Aftonbladet, il principale quotidiano di Svezia, ha pubblicato in esclusiva il primo capitolo del libro, nel quale
Zlatan parla dell'anno passato nel Barcellona. Un anno difficile, il rapporto con l'allenatore Guardiola sarebbe stata una vera e propria guerra fredda al punto che nell'inverno 2009, nel corso di una vacanza con la famiglia nella località sciistica svedese di Are, Ibra avrebbe addirittura
pensato di appendere le scarpette al chiodo. La
Gazzetta dello Sport riporta alcuni stralci.
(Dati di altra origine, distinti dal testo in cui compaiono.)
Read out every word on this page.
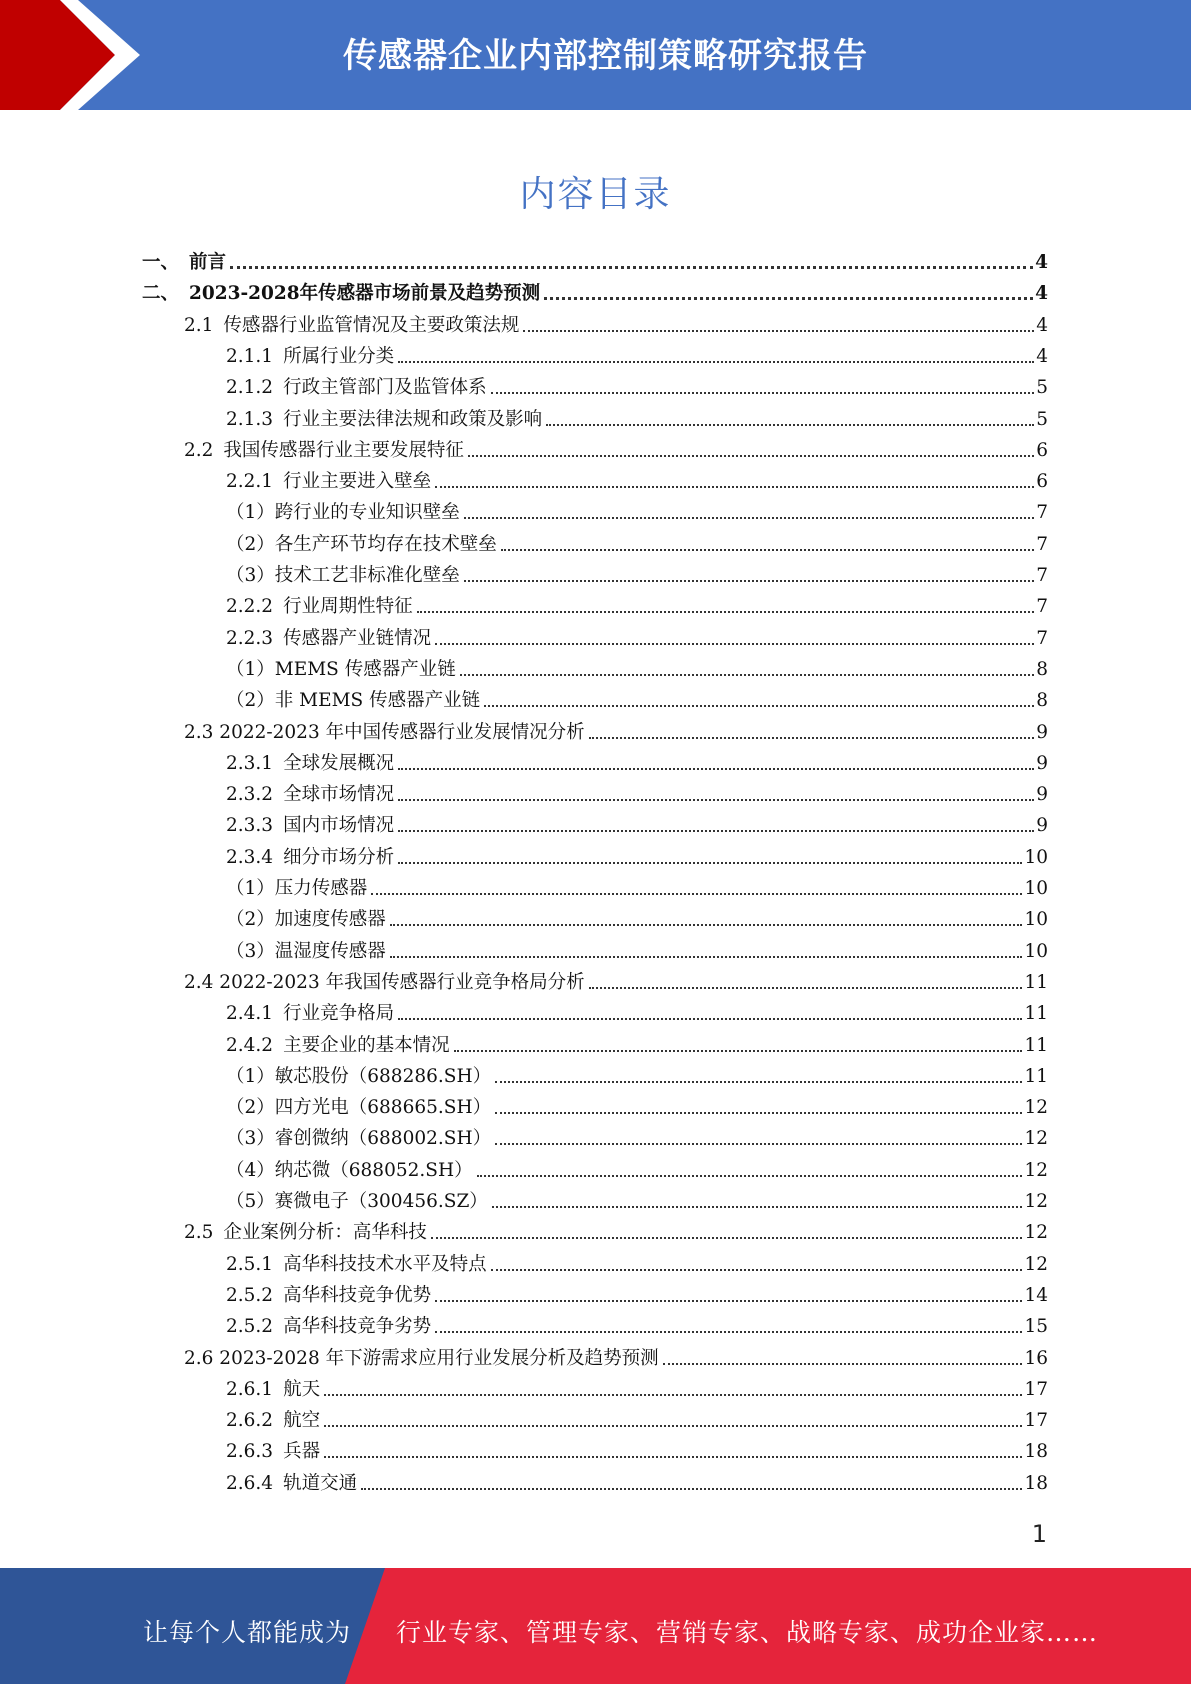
传感器企业内部控制策略研究报告
内容目录
一、 前言	4
二、 2023-2028年传感器市场前景及趋势预测	4
2.1 传感器行业监管情况及主要政策法规	4
2.1.1 所属行业分类	4
2.1.2 行政主管部门及监管体系	5
2.1.3 行业主要法律法规和政策及影响	5
2.2 我国传感器行业主要发展特征	6
2.2.1 行业主要进入壁垒	6
（1）跨行业的专业知识壁垒	7
（2）各生产环节均存在技术壁垒	7
（3）技术工艺非标准化壁垒	7
2.2.2 行业周期性特征	7
2.2.3 传感器产业链情况	7
（1）MEMS 传感器产业链	8
（2）非 MEMS 传感器产业链	8
2.3 2022-2023 年中国传感器行业发展情况分析	9
2.3.1 全球发展概况	9
2.3.2 全球市场情况	9
2.3.3 国内市场情况	9
2.3.4 细分市场分析	10
（1）压力传感器	10
（2）加速度传感器	10
（3）温湿度传感器	10
2.4 2022-2023 年我国传感器行业竞争格局分析	11
2.4.1 行业竞争格局	11
2.4.2 主要企业的基本情况	11
（1）敏芯股份（688286.SH）	11
（2）四方光电（688665.SH）	12
（3）睿创微纳（688002.SH）	12
（4）纳芯微（688052.SH）	12
（5）赛微电子（300456.SZ）	12
2.5 企业案例分析：高华科技	12
2.5.1 高华科技技术水平及特点	12
2.5.2 高华科技竞争优势	14
2.5.2 高华科技竞争劣势	15
2.6 2023-2028 年下游需求应用行业发展分析及趋势预测	16
2.6.1 航天	17
2.6.2 航空	17
2.6.3 兵器	18
2.6.4 轨道交通	18
1
让每个人都能成为 行业专家、管理专家、营销专家、战略专家、成功企业家……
LO SPOGLIATOIO DEL BARCA - Lo spogliatoio era un posto dove tutti stavano zitti e buoni. Messi, Xavi ed Iniesta erano come degli studenti a scuola che stavano a ubbidire a tutto senza mai protestare. "Io invece sono un ragazzo a cui piacciono i tipi che passano con il rosso", scrive Ibrahimovic.
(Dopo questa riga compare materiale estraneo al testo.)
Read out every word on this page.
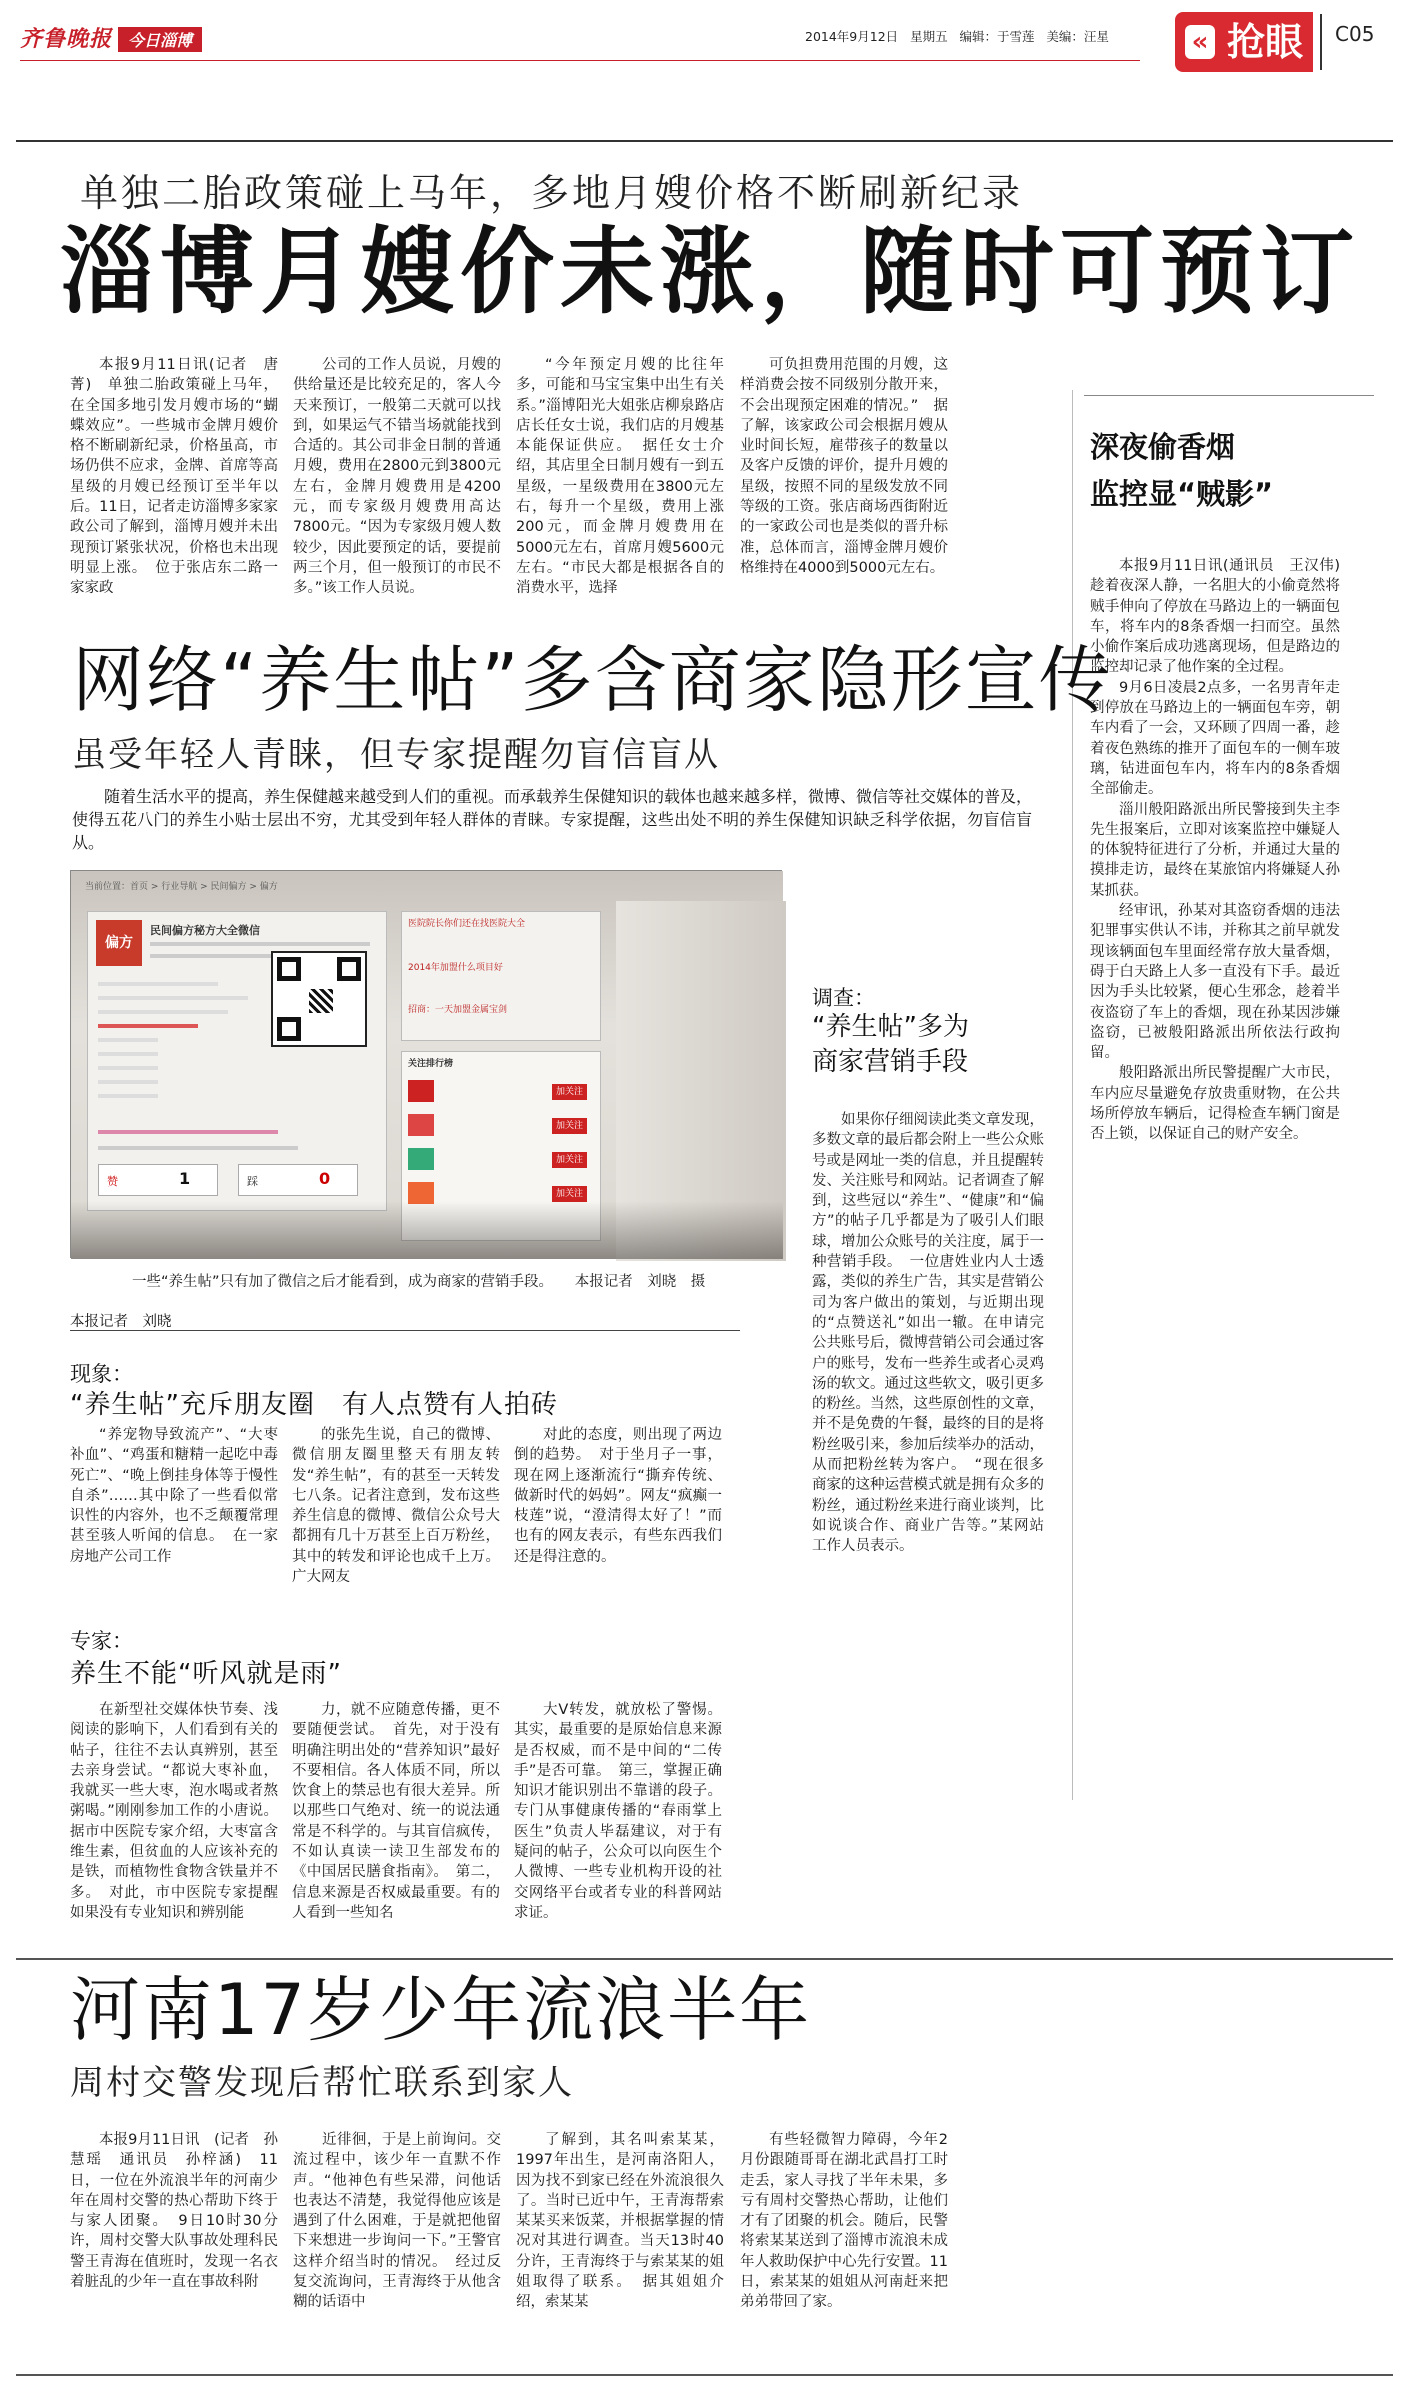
齐鲁晚报 今日淄博	2014年9月12日   星期五   编辑：于雪莲   美编：汪星	« 抢眼 C05
单独二胎政策碰上马年，多地月嫂价格不断刷新纪录
淄博月嫂价未涨，随时可预订

本报9月11日讯(记者　唐菁)　单独二胎政策碰上马年，在全国多地引发月嫂市场的“蝴蝶效应”。一些城市金牌月嫂价格不断刷新纪录，价格虽高，市场仍供不应求，金牌、首席等高星级的月嫂已经预订至半年以后。11日，记者走访淄博多家家政公司了解到，淄博月嫂并未出现预订紧张状况，价格也未出现明显上涨。　位于张店东二路一家家政

公司的工作人员说，月嫂的供给量还是比较充足的，客人今天来预订，一般第二天就可以找到，如果运气不错当场就能找到合适的。其公司非金日制的普通月嫂，费用在2800元到3800元左右，金牌月嫂费用是4200元，而专家级月嫂费用高达7800元。“因为专家级月嫂人数较少，因此要预定的话，要提前两三个月，但一般预订的市民不多。”该工作人员说。

“今年预定月嫂的比往年多，可能和马宝宝集中出生有关系。”淄博阳光大姐张店柳泉路店店长任女士说，我们店的月嫂基本能保证供应。　据任女士介绍，其店里全日制月嫂有一到五星级，一星级费用在3800元左右，每升一个星级，费用上涨200元，而金牌月嫂费用在5000元左右，首席月嫂5600元左右。“市民大都是根据各自的消费水平，选择

可负担费用范围的月嫂，这样消费会按不同级别分散开来，不会出现预定困难的情况。”　据了解，该家政公司会根据月嫂从业时间长短，雇带孩子的数量以及客户反馈的评价，提升月嫂的星级，按照不同的星级发放不同等级的工资。张店商场西街附近的一家政公司也是类似的晋升标准，总体而言，淄博金牌月嫂价格维持在4000到5000元左右。

深夜偷香烟
监控显“贼影”

本报9月11日讯(通讯员　王汉伟)　趁着夜深人静，一名胆大的小偷竟然将贼手伸向了停放在马路边上的一辆面包车，将车内的8条香烟一扫而空。虽然小偷作案后成功逃离现场，但是路边的监控却记录了他作案的全过程。

9月6日凌晨2点多，一名男青年走到停放在马路边上的一辆面包车旁，朝车内看了一会，又环顾了四周一番，趁着夜色熟练的推开了面包车的一侧车玻璃，钻进面包车内，将车内的8条香烟全部偷走。

淄川般阳路派出所民警接到失主李先生报案后，立即对该案监控中嫌疑人的体貌特征进行了分析，并通过大量的摸排走访，最终在某旅馆内将嫌疑人孙某抓获。

经审讯，孙某对其盗窃香烟的违法犯罪事实供认不讳，并称其之前早就发现该辆面包车里面经常存放大量香烟，碍于白天路上人多一直没有下手。最近因为手头比较紧，便心生邪念，趁着半夜盗窃了车上的香烟，现在孙某因涉嫌盗窃，已被般阳路派出所依法行政拘留。

般阳路派出所民警提醒广大市民，车内应尽量避免存放贵重财物，在公共场所停放车辆后，记得检查车辆门窗是否上锁，以保证自己的财产安全。

网络“养生帖”多含商家隐形宣传
虽受年轻人青睐，但专家提醒勿盲信盲从
随着生活水平的提高，养生保健越来越受到人们的重视。而承载养生保健知识的载体也越来越多样，微博、微信等社交媒体的普及，使得五花八门的养生小贴士层出不穷，尤其受到年轻人群体的青睐。专家提醒，这些出处不明的养生保健知识缺乏科学依据，勿盲信盲从。
当前位置：首页 > 行业导航 > 民间偏方 > 偏方
偏方
民间偏方秘方大全微信
赞	1	踩	0
医院院长你们还在找医院大全
2014年加盟什么项目好
招商：一天加盟金属宝剑
关注排行榜
加关注
加关注
加关注
加关注
一些“养生帖”只有加了微信之后才能看到，成为商家的营销手段。　　本报记者　刘晓　摄
本报记者　刘晓
现象：
“养生帖”充斥朋友圈　有人点赞有人拍砖

“养宠物导致流产”、“大枣补血”、“鸡蛋和糖精一起吃中毒死亡”、“晚上倒挂身体等于慢性自杀”……其中除了一些看似常识性的内容外，也不乏颠覆常理甚至骇人听闻的信息。　在一家房地产公司工作

的张先生说，自己的微博、微信朋友圈里整天有朋友转发“养生帖”，有的甚至一天转发七八条。记者注意到，发布这些养生信息的微博、微信公众号大都拥有几十万甚至上百万粉丝，其中的转发和评论也成千上万。广大网友

对此的态度，则出现了两边倒的趋势。　对于坐月子一事，现在网上逐渐流行“撕弃传统、做新时代的妈妈”。网友“疯癫一枝莲”说，“澄清得太好了！”而也有的网友表示，有些东西我们还是得注意的。

专家：
养生不能“听风就是雨”

在新型社交媒体快节奏、浅阅读的影响下，人们看到有关的帖子，往往不去认真辨别，甚至去亲身尝试。“都说大枣补血，我就买一些大枣，泡水喝或者熬粥喝。”刚刚参加工作的小唐说。据市中医院专家介绍，大枣富含维生素，但贫血的人应该补充的是铁，而植物性食物含铁量并不多。　对此，市中医院专家提醒如果没有专业知识和辨别能

力，就不应随意传播，更不要随便尝试。　首先，对于没有明确注明出处的“营养知识”最好不要相信。各人体质不同，所以饮食上的禁忌也有很大差异。所以那些口气绝对、统一的说法通常是不科学的。与其盲信疯传，不如认真读一读卫生部发布的《中国居民膳食指南》。　第二，信息来源是否权威最重要。有的人看到一些知名

大V转发，就放松了警惕。其实，最重要的是原始信息来源是否权威，而不是中间的“二传手”是否可靠。　第三，掌握正确知识才能识别出不靠谱的段子。专门从事健康传播的“春雨掌上医生”负责人毕磊建议，对于有疑问的帖子，公众可以向医生个人微博、一些专业机构开设的社交网络平台或者专业的科普网站求证。

调查：
“养生帖”多为
商家营销手段

如果你仔细阅读此类文章发现，多数文章的最后都会附上一些公众账号或是网址一类的信息，并且提醒转发、关注账号和网站。记者调查了解到，这些冠以“养生”、“健康”和“偏方”的帖子几乎都是为了吸引人们眼球，增加公众账号的关注度，属于一种营销手段。　一位唐姓业内人士透露，类似的养生广告，其实是营销公司为客户做出的策划，与近期出现的“点赞送礼”如出一辙。在申请完公共账号后，微博营销公司会通过客户的账号，发布一些养生或者心灵鸡汤的软文。通过这些软文，吸引更多的粉丝。当然，这些原创性的文章，并不是免费的午餐，最终的目的是将粉丝吸引来，参加后续举办的活动，从而把粉丝转为客户。　“现在很多商家的这种运营模式就是拥有众多的粉丝，通过粉丝来进行商业谈判，比如说谈合作、商业广告等。”某网站工作人员表示。

河南17岁少年流浪半年
周村交警发现后帮忙联系到家人

本报9月11日讯　(记者　孙慧瑶　通讯员　孙梓涵)　11日，一位在外流浪半年的河南少年在周村交警的热心帮助下终于与家人团聚。　9日10时30分许，周村交警大队事故处理科民警王青海在值班时，发现一名衣着脏乱的少年一直在事故科附

近徘徊，于是上前询问。交流过程中，该少年一直默不作声。“他神色有些呆滞，问他话也表达不清楚，我觉得他应该是遇到了什么困难，于是就把他留下来想进一步询问一下。”王警官这样介绍当时的情况。　经过反复交流询问，王青海终于从他含糊的话语中

了解到，其名叫索某某，1997年出生，是河南洛阳人，因为找不到家已经在外流浪很久了。当时已近中午，王青海帮索某某买来饭菜，并根据掌握的情况对其进行调查。当天13时40分许，王青海终于与索某某的姐姐取得了联系。　据其姐姐介绍，索某某

有些轻微智力障碍，今年2月份跟随哥哥在湖北武昌打工时走丢，家人寻找了半年未果，多亏有周村交警热心帮助，让他们才有了团聚的机会。随后，民警将索某某送到了淄博市流浪未成年人救助保护中心先行安置。11日，索某某的姐姐从河南赶来把弟弟带回了家。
FIAT E FERRARI - All'inizio l'avventura nel Barça era partita bene, ma quando "Messi ha cominciato a parlare, chiedendo un altro ruolo, le cose sono cambiate, Guardiola ha preferito accontentare lui". Dopo un po' di tempo Ibra chiede un incontro con Guardiola, dicendogli:
”Io sono una Ferrari, ma mi guidi come se fossi una Fiat”. Dopo quell'incontro la situazione si deteriora ulteriormente. Guardiola non gli rivolge più neanche uno sguardo. Thierry Henry una volta gli chiede scherzando sull’allenatore: ”Ciao Zlatan, ti ha guardato oggi?”.”No, ma l’ho visto da dietro”. ”Auguri, le cose stanno migliorando!”.
LA ROTTURA CON GUARDIOLA -"Bollivo dentro", si legge. Ibra racconta la sua stima per Mourinho, al contrario di Guardiola. Con il quale il rapporto si è chiuso defintivamente quando gli ha urlato: "Sei senza coglioni.
Ti caghi addosso davanti a Mourinho! Vaffa...!".